Breast cancer treatment: Herceptin long lasting benefits
New research confirms long-lasting benefit of trastuzumab (herceptin) for women with early-stage breast cancer
25th February 2010 - A new study confirms the long lasting benefit of trastuzumab (Herceptin) treatment after chemotherapy for women with aggressive early-stage breast cancer.
The new international research looked at women with HER2-positive breast cancer who were treated for a year with trastuzumab (Herceptin) following standard chemotherapy.
They found the treatment left women with a significantly lower risk of the cancer returning - and the effect is long lasting.
Experts are now debating whether it would be better to give trastuzumab at the same time as chemotherapy, rather than one after the other.
Around 20-30% of women with breast cancer have HER2-positive cancer and are at high risk of the cancer coming back and of them dying from the disease.
Trastuzumab is a biological therapy known as a monoclonal antibody designed to treat these women. Antibodies are part of the body’s immune system and destroy harmful cells like viruses and bacteria. Trastuzumab antibodies destroy cancer cells that are HER2-positive. It is given through a drip in hospital.
More than 5000 women from 39 countries were studied between December 2001 and June 2005. They were randomly assigned to observation only, trastuzumab for one year or trastuzumab for two years.
After one year, the risk of the cancer returning was reduced by 46%.
Following these early results, more than half of the patients who were just being observed and were cancer free were then given trastuzumab. These patients had fewer recurrences than patients remaining on observation alone.
A follow up after two years confirmed the significant one year improvements.

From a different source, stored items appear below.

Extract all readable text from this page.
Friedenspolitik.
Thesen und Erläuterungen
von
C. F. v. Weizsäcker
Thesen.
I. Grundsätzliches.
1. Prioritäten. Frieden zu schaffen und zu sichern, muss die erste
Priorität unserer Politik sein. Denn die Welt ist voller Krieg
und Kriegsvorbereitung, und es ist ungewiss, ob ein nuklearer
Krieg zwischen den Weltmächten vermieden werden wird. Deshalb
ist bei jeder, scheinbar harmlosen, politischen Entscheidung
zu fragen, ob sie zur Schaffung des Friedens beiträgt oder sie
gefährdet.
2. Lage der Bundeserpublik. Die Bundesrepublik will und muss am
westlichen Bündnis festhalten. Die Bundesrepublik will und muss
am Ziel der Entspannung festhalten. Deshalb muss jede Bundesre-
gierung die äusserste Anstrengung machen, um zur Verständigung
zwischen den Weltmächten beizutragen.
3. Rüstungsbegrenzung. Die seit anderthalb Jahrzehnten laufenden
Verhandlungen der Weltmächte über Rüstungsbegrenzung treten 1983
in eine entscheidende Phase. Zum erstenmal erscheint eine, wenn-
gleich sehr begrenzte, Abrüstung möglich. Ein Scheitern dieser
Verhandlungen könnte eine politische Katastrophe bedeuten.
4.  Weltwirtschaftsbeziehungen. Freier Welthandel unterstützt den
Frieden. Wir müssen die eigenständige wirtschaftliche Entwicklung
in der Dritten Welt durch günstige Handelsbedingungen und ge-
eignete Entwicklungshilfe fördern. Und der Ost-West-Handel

After four years, trastuzumab was associated with a better chance of being disease free than with chemotherapy alone - 78.6% compared with 72.2%. The likelihood of the cancer coming back was reduced by 24%.
There was no significant difference in risk of death between the trastuzumab groups and the observation group, which the researchers say was probably due to many observation patients being moved on to trastuzumab treatment.
‘These results are positive’
The researchers say trastuzumab was generally well tolerated, however there were 44 “cardiac events” when trastuzumab was added to chemotherapy compared with 28 cardiac events in patients receiving chemotherapy only.
Experts say more research is needed on the heart risks linked to concurrent use of trastuzumab and anthracycline-based chemotherapy.
The authors say their findings confirm that giving trastuzumab after chemotherapy is “associated with significant and persisting benefits,” and remains an appropriate treatment in patients with HER-2 positive early breast cancer.
However, they say the ideal duration of trastuzumab therapy is still the subject of ongoing research.
The study is published in the Lancet Oncology online first.
Reacting to the study results in an emailed statement, Dr Rachel Greig, Senior Policy Officer at Breakthrough Breast Cancer, says: “These results are positive. They clearly show the benefit of using Herceptin after chemotherapy for patients with this aggressive form of early breast cancer.
“What's even more reassuring is that this is already standard practice in the UK meaning lots of women continue to benefit from this type of treatment. However, if anyone is concerned about their treatment they should speak to their doctor.”